Weniger Wartezeit und mehr Vorsorge
Das Kabinett verabschiedet am Mittwoch wichtige Gesetze für Patienten und Versicherte.
Berlin. Um Gesundheitsminister Hermann Gröhe war es in letzter Zeit still geworden. Am Mittwoch wird der CDU-Politiker zwei zentrale gesundheitspolitische Vorlagen der großen Koalition präsentieren, die das Bundeskabinett verabschiedet hat. Es handelt sich um das so genannte Versorgungsstärkungsgesetz und das Präventionsgesetz. Die wichtigsten, geplanten Neuerungen:
Für gesetzlich Versicherte soll sich die Wartezeit auf einen Facharzttermin spürbar reduzieren. Ärztliche Servicestellen sollen dafür sorgen, dass Patienten nur noch maximal vier Wochen darauf warten müssen. Findet sich kein niedergelassener Mediziner, soll die ambulante Behandlung in einem Krankenhaus erfolgen. Im Kleingedruckten wird diese Termingarantie relativiert. Demnach gilt die Vier-Wochen-Frist nur dann, wenn eine Behandlung in diesem Zeitraum „medizinisch erforderlich“ ist. Ist der Behandlungserfolg auch später gewährleistet, muss der Patient wie gehabt längere Wartezeiten in Kauf nehmen. Wie lange, ist nicht definiert. Damit bekommen Servicestellen Ermessensspielraum.

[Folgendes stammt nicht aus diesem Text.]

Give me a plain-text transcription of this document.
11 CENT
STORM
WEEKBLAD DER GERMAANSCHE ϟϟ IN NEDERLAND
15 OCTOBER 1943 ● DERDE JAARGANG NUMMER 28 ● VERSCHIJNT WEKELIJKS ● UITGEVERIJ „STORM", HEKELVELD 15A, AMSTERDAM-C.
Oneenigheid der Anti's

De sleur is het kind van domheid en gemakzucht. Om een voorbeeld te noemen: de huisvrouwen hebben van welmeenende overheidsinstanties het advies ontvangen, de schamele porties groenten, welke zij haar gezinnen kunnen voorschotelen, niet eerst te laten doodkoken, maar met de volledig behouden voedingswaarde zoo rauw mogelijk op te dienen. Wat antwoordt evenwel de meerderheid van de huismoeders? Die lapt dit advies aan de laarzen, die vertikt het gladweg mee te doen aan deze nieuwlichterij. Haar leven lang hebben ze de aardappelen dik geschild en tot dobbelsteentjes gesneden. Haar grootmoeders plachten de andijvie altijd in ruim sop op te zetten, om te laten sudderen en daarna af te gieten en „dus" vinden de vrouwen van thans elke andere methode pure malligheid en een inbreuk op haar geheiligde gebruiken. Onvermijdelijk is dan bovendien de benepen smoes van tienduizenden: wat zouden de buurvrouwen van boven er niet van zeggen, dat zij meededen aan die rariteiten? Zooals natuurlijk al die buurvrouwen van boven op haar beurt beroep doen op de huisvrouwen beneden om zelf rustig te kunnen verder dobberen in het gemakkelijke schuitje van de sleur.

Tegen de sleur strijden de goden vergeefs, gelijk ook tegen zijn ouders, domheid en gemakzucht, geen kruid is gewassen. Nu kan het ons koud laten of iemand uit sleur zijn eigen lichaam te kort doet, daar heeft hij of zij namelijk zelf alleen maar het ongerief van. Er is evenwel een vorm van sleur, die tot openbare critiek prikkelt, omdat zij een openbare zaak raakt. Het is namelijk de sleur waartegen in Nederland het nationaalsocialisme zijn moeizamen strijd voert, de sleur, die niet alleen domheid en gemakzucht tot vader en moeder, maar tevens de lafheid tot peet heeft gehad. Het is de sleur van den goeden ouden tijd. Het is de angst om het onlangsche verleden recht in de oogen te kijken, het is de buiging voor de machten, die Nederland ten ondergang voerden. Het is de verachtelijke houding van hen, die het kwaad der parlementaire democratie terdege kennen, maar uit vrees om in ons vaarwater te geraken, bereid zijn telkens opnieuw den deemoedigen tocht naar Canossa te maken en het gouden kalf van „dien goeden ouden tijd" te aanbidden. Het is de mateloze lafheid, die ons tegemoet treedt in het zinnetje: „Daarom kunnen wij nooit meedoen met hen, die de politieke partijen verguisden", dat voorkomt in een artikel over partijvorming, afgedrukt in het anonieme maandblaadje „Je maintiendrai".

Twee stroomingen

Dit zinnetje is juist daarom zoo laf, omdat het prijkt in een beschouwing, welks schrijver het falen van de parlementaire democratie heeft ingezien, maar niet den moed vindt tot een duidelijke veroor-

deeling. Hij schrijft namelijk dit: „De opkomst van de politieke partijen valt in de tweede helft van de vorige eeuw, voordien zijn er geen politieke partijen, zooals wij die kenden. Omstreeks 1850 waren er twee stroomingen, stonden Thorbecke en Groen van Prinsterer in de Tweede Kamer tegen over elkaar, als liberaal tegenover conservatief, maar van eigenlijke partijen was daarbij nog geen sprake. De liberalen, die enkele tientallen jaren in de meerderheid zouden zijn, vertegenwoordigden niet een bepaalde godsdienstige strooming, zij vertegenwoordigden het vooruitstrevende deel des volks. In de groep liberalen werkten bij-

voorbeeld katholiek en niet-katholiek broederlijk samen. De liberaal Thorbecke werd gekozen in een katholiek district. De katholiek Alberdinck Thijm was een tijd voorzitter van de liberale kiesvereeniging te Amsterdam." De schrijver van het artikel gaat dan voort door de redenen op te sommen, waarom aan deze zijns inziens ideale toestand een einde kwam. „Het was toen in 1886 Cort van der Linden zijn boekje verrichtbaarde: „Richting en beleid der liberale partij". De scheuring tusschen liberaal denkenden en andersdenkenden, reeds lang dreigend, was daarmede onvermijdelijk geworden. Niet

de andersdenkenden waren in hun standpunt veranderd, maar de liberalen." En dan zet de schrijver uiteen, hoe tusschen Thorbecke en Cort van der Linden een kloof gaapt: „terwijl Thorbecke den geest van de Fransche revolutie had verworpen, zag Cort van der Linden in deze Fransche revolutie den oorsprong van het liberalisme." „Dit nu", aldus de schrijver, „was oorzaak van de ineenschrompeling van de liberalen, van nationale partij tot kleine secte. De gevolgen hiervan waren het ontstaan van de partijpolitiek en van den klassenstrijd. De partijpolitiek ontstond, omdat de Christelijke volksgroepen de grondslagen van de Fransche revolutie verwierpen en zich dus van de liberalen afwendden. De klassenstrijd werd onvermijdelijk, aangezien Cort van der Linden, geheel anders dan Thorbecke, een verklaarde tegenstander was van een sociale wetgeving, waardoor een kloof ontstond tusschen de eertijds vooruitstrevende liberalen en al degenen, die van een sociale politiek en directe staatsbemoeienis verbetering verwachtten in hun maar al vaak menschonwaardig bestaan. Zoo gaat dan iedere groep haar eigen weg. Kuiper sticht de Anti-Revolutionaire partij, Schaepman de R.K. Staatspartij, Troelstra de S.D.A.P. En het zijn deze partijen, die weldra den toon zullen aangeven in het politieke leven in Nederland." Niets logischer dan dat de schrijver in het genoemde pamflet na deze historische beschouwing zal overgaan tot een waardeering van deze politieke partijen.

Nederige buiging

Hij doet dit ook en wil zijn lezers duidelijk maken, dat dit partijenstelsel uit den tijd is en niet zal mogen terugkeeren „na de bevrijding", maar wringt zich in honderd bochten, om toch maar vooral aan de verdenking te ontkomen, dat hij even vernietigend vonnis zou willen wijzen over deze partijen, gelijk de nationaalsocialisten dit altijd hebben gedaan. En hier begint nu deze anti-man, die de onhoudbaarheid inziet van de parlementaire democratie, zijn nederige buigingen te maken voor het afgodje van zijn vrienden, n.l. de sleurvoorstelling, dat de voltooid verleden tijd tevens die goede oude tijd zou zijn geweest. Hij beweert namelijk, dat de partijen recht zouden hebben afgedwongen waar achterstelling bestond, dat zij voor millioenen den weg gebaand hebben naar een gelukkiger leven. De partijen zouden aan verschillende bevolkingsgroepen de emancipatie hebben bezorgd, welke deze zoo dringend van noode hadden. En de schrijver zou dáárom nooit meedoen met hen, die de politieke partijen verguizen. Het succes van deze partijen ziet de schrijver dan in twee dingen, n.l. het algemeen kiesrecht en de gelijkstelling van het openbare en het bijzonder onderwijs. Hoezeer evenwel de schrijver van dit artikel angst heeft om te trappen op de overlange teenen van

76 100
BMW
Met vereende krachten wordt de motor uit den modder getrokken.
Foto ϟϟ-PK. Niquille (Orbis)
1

Um sich Klarheit über eine optimale Behandlung zu verschaffen, können Patienten schon heute eine ärztliche Zweitmeinung einholen. Künftig soll das eine Leistung aller gesetzlichen Kassen sein. Verbraucherschützer sehen darin einen Beitrag zur Vermeidung unnötiger Behandlungen. Festgelegt werden muss aber noch, für welche Operationen eine ärztliche Zweitmeinung in Frage kommt.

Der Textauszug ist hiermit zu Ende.